The Night Circus [Book Review]

Date Wed, June 21 2017

In The Night Circus, Erin Morgenstern tells the tale of a mysterious and magical circus that shows up without warning in various towns. It opens only at night, attracting a curious sort of crowd, both as circus-goers and performers. Within the fences are glorious tents, all in red, white and black, and within those tents are contained exhibits and performances that are beyond the scope of imagination to most characters who visit the circus in the book — and perhaps to many readers as well.

The Night Circus contains page after page of description of fantastic exhibit and magical show. It’s quite the treat for the mind’s eyes, but it’s also the bulk of the pages (of which there are many). It makes the book feel slow and, at times, quite tedious. There weren’t really any moments while I had put down my Kindle that I found myself with an insatiable desired to pick it back up.

Interspersed between descriptions of the circus itself is a plot, but the reader is never quite sure who is the main character or even if there is supposed to be one. I found that I was rather unsympathetic to the plethora of characters that lived within these pages — and there were no shortage of characters to follow, relationships to understand and lives to unravel.

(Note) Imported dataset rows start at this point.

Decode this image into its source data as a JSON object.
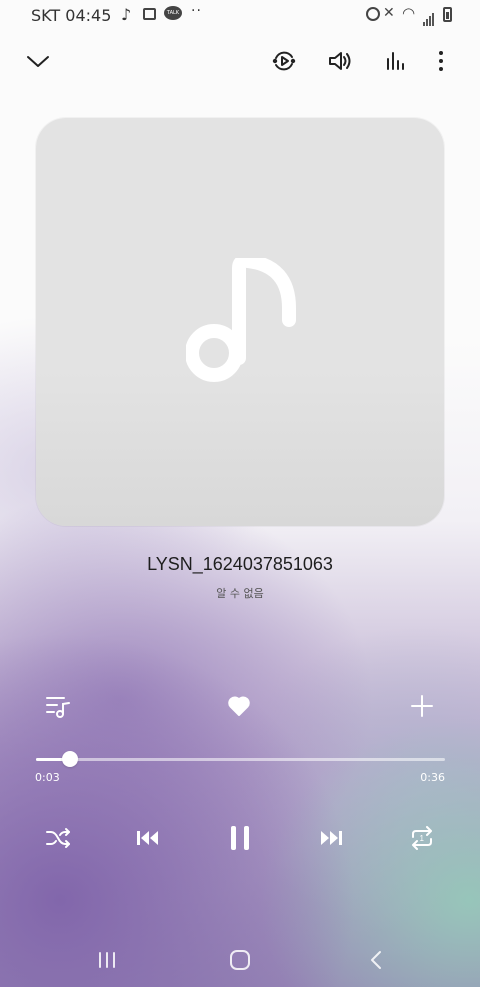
{
  "status_bar": {
    "carrier_time": "SKT 04:45",
    "talk_badge": "TALK",
    "more_dots": "··"
  },
  "toolbar": {
    "icons": [
      "chevron-down-icon",
      "smart-view-icon",
      "volume-icon",
      "equalizer-icon",
      "more-options-icon"
    ]
  },
  "track": {
    "title": "LYSN_1624037851063",
    "artist": "알 수 없음"
  },
  "actions": {
    "icons": [
      "playlist-icon",
      "favorite-heart-icon",
      "add-icon"
    ]
  },
  "playback": {
    "elapsed": "0:03",
    "duration": "0:36",
    "progress_fraction": 0.083
  },
  "controls": {
    "icons": [
      "shuffle-icon",
      "previous-icon",
      "pause-icon",
      "next-icon",
      "repeat-one-icon"
    ],
    "repeat_badge": "1"
  },
  "nav_bar": {
    "icons": [
      "recent-apps-icon",
      "home-icon",
      "back-icon"
    ]
  },
  "colors": {
    "accent_white": "#ffffff",
    "purple": "#8c78b4",
    "teal": "#96c8b9"
  }
}
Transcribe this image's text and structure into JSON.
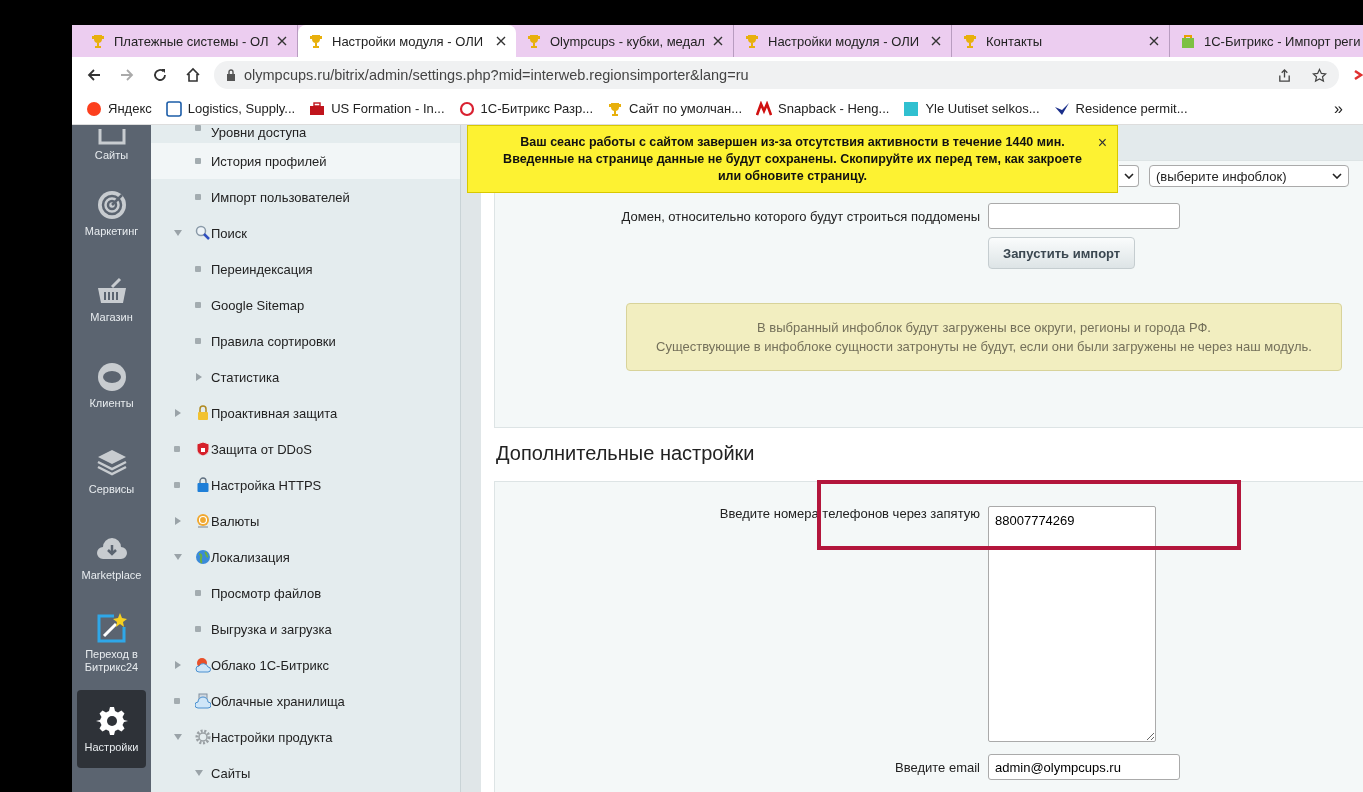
{
  "browser": {
    "tabs": [
      {
        "title": "Платежные системы - ОЛ",
        "kind": "trophy",
        "selected": false
      },
      {
        "title": "Настройки модуля - ОЛИ",
        "kind": "trophy",
        "selected": true
      },
      {
        "title": "Olympcups - кубки, медал",
        "kind": "trophy",
        "selected": false
      },
      {
        "title": "Настройки модуля - ОЛИ",
        "kind": "trophy",
        "selected": false
      },
      {
        "title": "Контакты",
        "kind": "trophy",
        "selected": false
      },
      {
        "title": "1С-Битрикс - Импорт реги",
        "kind": "bag",
        "selected": false
      }
    ],
    "url": "olympcups.ru/bitrix/admin/settings.php?mid=interweb.regionsimporter&lang=ru",
    "bookmarks": [
      {
        "label": "Яндекс",
        "kind": "yandex"
      },
      {
        "label": "Logistics, Supply...",
        "kind": "box"
      },
      {
        "label": "US Formation - In...",
        "kind": "briefcase"
      },
      {
        "label": "1С-Битрикс Разр...",
        "kind": "bitrix"
      },
      {
        "label": "Сайт по умолчан...",
        "kind": "trophy"
      },
      {
        "label": "Snapback - Heng...",
        "kind": "snapback"
      },
      {
        "label": "Yle Uutiset selkos...",
        "kind": "yle"
      },
      {
        "label": "Residence permit...",
        "kind": "migri"
      }
    ],
    "more": "»"
  },
  "sidebar": {
    "items": [
      {
        "label": "Сайты",
        "kind": "sites",
        "selected": false
      },
      {
        "label": "Маркетинг",
        "kind": "marketing",
        "selected": false
      },
      {
        "label": "Магазин",
        "kind": "shop",
        "selected": false
      },
      {
        "label": "Клиенты",
        "kind": "clients",
        "selected": false
      },
      {
        "label": "Сервисы",
        "kind": "services",
        "selected": false
      },
      {
        "label": "Marketplace",
        "kind": "marketplace",
        "selected": false
      },
      {
        "label": "Переход в Битрикс24",
        "kind": "b24",
        "selected": false
      },
      {
        "label": "Настройки",
        "kind": "settings",
        "selected": true
      }
    ]
  },
  "menu": {
    "items": [
      {
        "children": [
          {
            "label": "Уровни доступа",
            "selected": false
          },
          {
            "label": "История профилей",
            "selected": true
          },
          {
            "label": "Импорт пользователей",
            "selected": false
          }
        ]
      },
      {
        "label": "Поиск",
        "kind": "search",
        "expanded": true,
        "selected": false,
        "children": [
          {
            "label": "Переиндексация",
            "selected": false
          },
          {
            "label": "Google Sitemap",
            "selected": false
          },
          {
            "label": "Правила сортировки",
            "selected": false
          },
          {
            "label": "Статистика",
            "expanded": false,
            "selected": false
          }
        ]
      },
      {
        "label": "Проактивная защита",
        "kind": "lock",
        "expanded": false,
        "selected": false
      },
      {
        "label": "Защита от DDoS",
        "kind": "shield",
        "selected": false
      },
      {
        "label": "Настройка HTTPS",
        "kind": "https",
        "selected": false
      },
      {
        "label": "Валюты",
        "kind": "coin",
        "expanded": false,
        "selected": false
      },
      {
        "label": "Локализация",
        "kind": "globe",
        "expanded": true,
        "selected": false,
        "children": [
          {
            "label": "Просмотр файлов",
            "selected": false
          },
          {
            "label": "Выгрузка и загрузка",
            "selected": false
          }
        ]
      },
      {
        "label": "Облако 1С-Битрикс",
        "kind": "bxcloud",
        "expanded": false,
        "selected": false
      },
      {
        "label": "Облачные хранилища",
        "kind": "storage",
        "selected": false
      },
      {
        "label": "Настройки продукта",
        "kind": "gear",
        "expanded": true,
        "selected": false,
        "children": [
          {
            "label": "Сайты",
            "expanded": true,
            "selected": false
          }
        ]
      }
    ]
  },
  "notice": {
    "text": "Ваш сеанс работы с сайтом завершен из-за отсутствия активности в течение 1440 мин. Введенные на странице данные не будут сохранены. Скопируйте их перед тем, как закроете или обновите страницу.",
    "close": "×"
  },
  "import_panel": {
    "iblock_select": "(выберите инфоблок)",
    "domain_label": "Домен, относительно которого будут строиться поддомены",
    "button": "Запустить импорт",
    "info": [
      "В выбранный инфоблок будут загружены все округи, регионы и города РФ.",
      "Существующие в инфоблоке сущности затронуты не будут, если они были загружены не через наш модуль."
    ]
  },
  "extra": {
    "title": "Дополнительные настройки",
    "phones_label": "Введите номера телефонов через запятую",
    "phones_value": "88007774269",
    "email_label": "Введите email",
    "email_value": "admin@olympcups.ru"
  }
}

Perhaps that last point is where all my frustration with The Night Circus rests. Throughout much of the book two characters, Clare and Marco, are set against one another by their masters, mentors and – in one case – father. But the characters struggle to understand the rules, the playing field and the outcome of that competition. Thus, the reader also fails to understand the game and, perhaps, the book that surrounds it and seems hinged on it.

I’ve read reviews that describe this as a book about a circus rather than one about people or a story. And I could give you that. So much of the book is spent describing the exhibits, and they’re certainly creative. It’s not difficult to envision them or wish they were real so that I could visit my very own night circus. But I am almost left with the feeling that this idea would work better in a visual format than it does as words on a page. There’s just not enough story here to support The Night Circus being a novel, let alone one that’s just so, well, long.

With that said, if you’re not as plot or character oriented, if you like the slow burn, if you want to be captivated by the imagery painted by the words, then you might enjoy The Night Circus more than i did.